東日本大震災からの「復興五輪」ではないかと福島の地元紙は訴えるが...(写真はイメージ)
東日本大震災からの「復興五輪」ではないかと福島の地元紙は訴えるが...(写真はイメージ)

   産経新聞の「精神論」的に思える論調とは異なり、「復興五輪」というスローガンの面から開催を強く主張するのが、東日本大震災の被災地・福島の地元紙、福島民友新聞だ。1月23日付の社説「東京五輪まで半年 実現への道筋早く打ち出せ」では、準備が進む福島の事情をこう訴えている。

「政府や大会組織委、東京都などは、開催を不安視する世論の理解が得られるよう、観客の有無などを含む大会の開催方針や具体的な方向性を早期に決定すべきだ。開幕まで全国を巡る聖火リレーは3月25日にJヴィレッジ(福島県楢葉町、広野町)を出発し、3日間で県内26市町村を通過する。セレモニーなどは簡素化が検討されており、大会組織委と県は、リレーの実施方法や沿道の密集対策などについて調整を進めている」
「スタートまでに残された時間は少ない。早急に具体的な実施内容を明示し、各市町村などが円滑に準備できる態勢を整えてほしい。福島市のあづま球場では開会式(7月23日)に先立ち、7月21日にソフトボール競技が始まる。選手らの検査や出入国の仕組み、競技会場などでの感染症対策は昨年12月に大枠が決まり、大会運営について具体的な検討が進められている」
「現時点では、最大の観客動員を前提にする必要がある。県や福島市はあらゆる事態を想定した柔軟な対応が求められる。各国の選手団は、大会直前に時差調整や練習などで、国内のホストタウンに滞在する計画だ。県内9市町村が11カ国のホストタウンに登録されている。しかし選手の入国後の待機期間中の活動や行動ルールなどが決まっておらず、県内のホストタウンも相手国との調整などが進んでいない。各自治体の受け入れ準備への支援が必要だ」

   そして、福島民友新聞は「復興五輪」という理念を忘れないでくれと、こう結ぶのだった。
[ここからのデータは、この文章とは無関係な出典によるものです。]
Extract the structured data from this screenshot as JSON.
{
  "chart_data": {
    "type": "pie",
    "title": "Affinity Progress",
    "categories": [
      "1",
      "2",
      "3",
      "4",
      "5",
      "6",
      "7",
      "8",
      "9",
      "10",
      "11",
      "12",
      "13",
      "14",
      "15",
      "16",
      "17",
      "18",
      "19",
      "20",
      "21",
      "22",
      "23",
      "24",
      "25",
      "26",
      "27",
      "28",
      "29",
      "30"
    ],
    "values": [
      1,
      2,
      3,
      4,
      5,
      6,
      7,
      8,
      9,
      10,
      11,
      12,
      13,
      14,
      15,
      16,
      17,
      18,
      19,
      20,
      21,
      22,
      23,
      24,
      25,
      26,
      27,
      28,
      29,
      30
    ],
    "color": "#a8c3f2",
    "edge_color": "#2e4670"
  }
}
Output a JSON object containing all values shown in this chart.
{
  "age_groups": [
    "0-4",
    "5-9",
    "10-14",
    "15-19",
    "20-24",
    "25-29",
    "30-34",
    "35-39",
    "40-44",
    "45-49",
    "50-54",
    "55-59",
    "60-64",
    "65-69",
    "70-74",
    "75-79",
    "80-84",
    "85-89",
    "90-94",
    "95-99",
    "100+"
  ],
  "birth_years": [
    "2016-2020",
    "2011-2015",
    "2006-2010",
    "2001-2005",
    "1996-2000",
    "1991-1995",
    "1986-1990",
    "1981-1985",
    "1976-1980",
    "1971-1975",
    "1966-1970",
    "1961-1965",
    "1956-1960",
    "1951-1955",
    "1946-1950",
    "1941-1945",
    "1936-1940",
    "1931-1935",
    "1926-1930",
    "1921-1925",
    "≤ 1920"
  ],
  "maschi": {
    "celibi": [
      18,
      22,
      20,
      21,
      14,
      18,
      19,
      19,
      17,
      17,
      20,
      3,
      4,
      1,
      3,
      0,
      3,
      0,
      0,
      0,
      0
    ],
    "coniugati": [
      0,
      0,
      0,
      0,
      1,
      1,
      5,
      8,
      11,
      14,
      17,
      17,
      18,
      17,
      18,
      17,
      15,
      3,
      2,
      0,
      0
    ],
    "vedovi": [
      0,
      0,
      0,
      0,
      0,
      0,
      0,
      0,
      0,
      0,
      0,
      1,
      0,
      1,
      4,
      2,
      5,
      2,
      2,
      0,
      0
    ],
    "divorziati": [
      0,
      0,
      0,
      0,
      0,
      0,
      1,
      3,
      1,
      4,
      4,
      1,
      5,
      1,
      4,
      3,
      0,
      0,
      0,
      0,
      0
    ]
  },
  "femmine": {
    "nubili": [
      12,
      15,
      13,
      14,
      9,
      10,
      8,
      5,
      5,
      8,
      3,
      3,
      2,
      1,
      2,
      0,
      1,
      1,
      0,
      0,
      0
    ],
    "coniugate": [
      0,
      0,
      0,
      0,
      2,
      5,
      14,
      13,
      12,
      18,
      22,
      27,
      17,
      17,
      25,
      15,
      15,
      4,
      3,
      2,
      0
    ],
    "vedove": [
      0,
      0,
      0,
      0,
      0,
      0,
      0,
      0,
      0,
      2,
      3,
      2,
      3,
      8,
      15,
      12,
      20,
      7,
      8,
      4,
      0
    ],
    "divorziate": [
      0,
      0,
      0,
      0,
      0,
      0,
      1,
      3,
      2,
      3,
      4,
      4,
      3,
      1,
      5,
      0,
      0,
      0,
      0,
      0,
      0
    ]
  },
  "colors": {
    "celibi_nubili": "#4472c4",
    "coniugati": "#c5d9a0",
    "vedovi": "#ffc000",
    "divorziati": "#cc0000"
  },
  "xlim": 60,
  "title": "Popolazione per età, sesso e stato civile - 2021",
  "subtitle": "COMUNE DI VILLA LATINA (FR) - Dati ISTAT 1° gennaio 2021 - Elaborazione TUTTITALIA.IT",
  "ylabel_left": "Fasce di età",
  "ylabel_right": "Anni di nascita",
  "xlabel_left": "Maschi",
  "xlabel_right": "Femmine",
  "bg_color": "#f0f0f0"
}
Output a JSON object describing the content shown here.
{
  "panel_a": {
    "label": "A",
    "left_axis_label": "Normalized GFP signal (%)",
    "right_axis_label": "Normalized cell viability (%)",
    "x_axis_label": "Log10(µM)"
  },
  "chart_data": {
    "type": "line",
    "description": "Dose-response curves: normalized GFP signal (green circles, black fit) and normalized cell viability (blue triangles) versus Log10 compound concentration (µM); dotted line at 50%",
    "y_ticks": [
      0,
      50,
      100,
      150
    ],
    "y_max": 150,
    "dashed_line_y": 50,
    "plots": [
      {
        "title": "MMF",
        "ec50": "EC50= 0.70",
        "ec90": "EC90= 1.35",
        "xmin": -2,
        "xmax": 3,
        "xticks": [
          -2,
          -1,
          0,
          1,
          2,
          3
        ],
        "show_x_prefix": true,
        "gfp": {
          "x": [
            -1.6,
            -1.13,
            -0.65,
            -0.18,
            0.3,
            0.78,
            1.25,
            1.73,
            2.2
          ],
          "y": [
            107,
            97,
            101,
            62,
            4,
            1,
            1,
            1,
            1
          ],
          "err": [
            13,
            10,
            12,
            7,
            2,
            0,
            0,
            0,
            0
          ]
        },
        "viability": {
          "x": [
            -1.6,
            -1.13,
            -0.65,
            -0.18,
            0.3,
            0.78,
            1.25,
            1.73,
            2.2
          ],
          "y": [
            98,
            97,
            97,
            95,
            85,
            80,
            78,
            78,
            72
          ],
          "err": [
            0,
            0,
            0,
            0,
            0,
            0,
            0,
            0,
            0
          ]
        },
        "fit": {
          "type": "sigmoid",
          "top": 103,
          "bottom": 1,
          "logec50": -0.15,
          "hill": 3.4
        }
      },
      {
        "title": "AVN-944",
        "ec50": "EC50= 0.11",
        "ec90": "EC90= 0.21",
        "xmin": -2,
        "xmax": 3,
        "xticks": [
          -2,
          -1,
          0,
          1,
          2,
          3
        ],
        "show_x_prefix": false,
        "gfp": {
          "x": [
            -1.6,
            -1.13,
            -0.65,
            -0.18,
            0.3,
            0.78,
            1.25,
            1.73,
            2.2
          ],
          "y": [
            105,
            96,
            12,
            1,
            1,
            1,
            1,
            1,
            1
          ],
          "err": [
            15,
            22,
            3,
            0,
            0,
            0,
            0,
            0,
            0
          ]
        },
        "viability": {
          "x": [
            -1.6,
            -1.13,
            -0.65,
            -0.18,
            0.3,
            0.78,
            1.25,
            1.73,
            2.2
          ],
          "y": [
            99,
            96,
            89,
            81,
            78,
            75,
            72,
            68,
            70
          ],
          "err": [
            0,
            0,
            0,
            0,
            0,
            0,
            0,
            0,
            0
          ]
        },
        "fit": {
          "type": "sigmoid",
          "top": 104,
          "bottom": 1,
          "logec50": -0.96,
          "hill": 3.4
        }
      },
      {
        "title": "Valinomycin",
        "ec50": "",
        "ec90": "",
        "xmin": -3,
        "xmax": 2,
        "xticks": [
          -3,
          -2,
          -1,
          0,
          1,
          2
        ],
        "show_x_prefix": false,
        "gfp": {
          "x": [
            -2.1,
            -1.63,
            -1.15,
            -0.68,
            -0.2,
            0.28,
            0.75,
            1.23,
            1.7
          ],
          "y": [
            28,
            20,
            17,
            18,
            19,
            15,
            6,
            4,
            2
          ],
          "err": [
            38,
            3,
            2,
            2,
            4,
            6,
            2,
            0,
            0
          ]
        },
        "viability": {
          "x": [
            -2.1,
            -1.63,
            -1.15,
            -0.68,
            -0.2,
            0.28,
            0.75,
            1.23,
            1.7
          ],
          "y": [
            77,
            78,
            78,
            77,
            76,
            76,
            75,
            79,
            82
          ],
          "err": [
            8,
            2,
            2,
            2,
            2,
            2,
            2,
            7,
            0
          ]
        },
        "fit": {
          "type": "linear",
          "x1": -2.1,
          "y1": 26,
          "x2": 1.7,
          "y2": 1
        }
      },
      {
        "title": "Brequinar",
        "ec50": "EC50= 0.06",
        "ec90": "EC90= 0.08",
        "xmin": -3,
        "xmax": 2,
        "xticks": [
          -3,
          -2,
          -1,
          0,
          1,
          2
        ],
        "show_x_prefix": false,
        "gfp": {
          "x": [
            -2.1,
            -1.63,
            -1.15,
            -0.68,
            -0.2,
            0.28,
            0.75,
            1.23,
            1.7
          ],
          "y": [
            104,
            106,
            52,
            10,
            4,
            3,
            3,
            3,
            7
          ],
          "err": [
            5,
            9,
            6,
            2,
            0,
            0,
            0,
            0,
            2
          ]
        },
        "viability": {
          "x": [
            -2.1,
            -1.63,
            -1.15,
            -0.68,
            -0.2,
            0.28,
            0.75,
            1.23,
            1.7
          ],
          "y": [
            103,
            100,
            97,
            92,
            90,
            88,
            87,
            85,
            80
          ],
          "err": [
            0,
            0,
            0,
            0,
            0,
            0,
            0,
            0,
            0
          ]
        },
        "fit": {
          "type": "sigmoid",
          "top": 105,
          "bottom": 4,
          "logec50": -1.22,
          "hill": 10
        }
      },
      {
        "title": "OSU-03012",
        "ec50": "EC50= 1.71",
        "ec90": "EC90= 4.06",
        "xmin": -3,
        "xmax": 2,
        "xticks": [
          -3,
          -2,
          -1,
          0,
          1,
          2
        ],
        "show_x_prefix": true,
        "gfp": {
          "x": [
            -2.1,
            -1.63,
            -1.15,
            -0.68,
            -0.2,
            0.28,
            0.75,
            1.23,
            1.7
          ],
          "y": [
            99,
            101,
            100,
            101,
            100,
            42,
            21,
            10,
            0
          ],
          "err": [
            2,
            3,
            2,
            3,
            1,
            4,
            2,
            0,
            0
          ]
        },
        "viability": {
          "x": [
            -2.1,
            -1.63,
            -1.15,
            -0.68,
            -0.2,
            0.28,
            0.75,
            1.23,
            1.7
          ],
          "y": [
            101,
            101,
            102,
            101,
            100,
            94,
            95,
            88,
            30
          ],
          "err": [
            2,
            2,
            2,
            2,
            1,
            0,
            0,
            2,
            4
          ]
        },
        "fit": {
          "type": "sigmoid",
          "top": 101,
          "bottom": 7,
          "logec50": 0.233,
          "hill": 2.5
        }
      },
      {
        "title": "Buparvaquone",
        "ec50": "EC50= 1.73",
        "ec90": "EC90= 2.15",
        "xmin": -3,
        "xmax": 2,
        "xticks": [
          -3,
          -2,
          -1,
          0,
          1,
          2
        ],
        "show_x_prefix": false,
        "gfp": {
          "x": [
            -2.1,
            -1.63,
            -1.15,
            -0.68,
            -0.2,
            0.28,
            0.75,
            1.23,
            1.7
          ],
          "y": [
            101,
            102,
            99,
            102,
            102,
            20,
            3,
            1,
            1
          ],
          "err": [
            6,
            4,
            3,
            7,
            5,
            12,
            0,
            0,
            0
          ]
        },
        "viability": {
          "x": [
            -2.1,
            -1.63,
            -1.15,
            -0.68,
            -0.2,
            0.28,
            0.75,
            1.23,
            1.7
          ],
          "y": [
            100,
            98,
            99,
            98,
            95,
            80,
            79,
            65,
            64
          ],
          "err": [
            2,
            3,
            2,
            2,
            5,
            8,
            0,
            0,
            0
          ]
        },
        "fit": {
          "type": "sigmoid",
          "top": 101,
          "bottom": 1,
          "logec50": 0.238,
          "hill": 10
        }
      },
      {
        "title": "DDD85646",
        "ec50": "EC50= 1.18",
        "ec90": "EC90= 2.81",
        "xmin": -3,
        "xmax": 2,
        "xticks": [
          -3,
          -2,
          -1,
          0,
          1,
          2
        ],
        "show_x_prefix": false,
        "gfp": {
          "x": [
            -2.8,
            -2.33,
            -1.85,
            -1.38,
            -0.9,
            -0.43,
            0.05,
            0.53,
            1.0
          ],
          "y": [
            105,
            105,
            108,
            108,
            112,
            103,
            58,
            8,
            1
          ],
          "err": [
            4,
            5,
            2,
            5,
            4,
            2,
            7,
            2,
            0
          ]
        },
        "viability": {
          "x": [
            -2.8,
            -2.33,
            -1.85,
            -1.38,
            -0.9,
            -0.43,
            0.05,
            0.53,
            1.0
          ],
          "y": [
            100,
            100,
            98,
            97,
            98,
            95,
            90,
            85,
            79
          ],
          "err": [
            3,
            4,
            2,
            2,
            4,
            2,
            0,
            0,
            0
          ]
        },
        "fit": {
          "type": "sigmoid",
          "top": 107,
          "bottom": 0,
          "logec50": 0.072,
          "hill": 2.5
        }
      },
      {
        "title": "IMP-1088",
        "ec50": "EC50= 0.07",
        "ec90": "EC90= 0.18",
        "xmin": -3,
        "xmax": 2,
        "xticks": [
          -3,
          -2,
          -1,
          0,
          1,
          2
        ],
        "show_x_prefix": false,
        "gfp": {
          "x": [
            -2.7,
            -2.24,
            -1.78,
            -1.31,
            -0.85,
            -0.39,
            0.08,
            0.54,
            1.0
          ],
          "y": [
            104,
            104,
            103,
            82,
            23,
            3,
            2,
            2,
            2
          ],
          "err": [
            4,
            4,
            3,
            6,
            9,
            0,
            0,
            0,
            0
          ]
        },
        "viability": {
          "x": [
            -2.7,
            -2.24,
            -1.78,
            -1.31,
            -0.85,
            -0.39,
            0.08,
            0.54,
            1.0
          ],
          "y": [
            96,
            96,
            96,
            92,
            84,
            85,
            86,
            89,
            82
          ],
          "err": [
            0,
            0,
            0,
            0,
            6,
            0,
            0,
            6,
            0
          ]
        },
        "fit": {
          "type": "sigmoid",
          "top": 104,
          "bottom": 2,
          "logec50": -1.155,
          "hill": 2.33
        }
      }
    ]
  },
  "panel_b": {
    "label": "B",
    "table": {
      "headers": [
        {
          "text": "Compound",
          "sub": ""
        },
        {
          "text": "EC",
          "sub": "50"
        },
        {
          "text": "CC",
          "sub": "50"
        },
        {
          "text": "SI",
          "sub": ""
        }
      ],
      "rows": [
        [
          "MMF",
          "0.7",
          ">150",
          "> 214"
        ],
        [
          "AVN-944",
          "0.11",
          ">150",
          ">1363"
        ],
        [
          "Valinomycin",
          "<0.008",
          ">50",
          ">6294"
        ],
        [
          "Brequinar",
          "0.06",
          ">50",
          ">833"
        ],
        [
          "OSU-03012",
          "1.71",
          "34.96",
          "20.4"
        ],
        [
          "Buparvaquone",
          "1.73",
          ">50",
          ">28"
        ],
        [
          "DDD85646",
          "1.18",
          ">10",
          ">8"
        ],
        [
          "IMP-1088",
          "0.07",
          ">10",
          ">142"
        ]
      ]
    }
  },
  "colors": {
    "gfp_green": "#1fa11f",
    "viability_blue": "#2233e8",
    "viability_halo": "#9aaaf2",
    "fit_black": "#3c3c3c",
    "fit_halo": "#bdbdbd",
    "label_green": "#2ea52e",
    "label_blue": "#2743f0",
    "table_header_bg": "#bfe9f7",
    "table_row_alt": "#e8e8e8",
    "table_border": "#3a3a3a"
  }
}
「東京五輪・パラリンピックは『復興五輪』が大会理念だ。東日本大震災の復興の姿を世界に発信し、これまでの支援への感謝のメッセージを伝える機会になる。政府や大会組織委は、復興五輪が大会の最も重要な柱であることを忘れず、コロナ禍の克服に全力を挙げなければならない」

   いずれにしろ、開催に反対する新聞、開催を求める新聞双方ともに、何も決められずにいるIOC・政府・組織委・東京都に怒りを募らせているのは確かだ。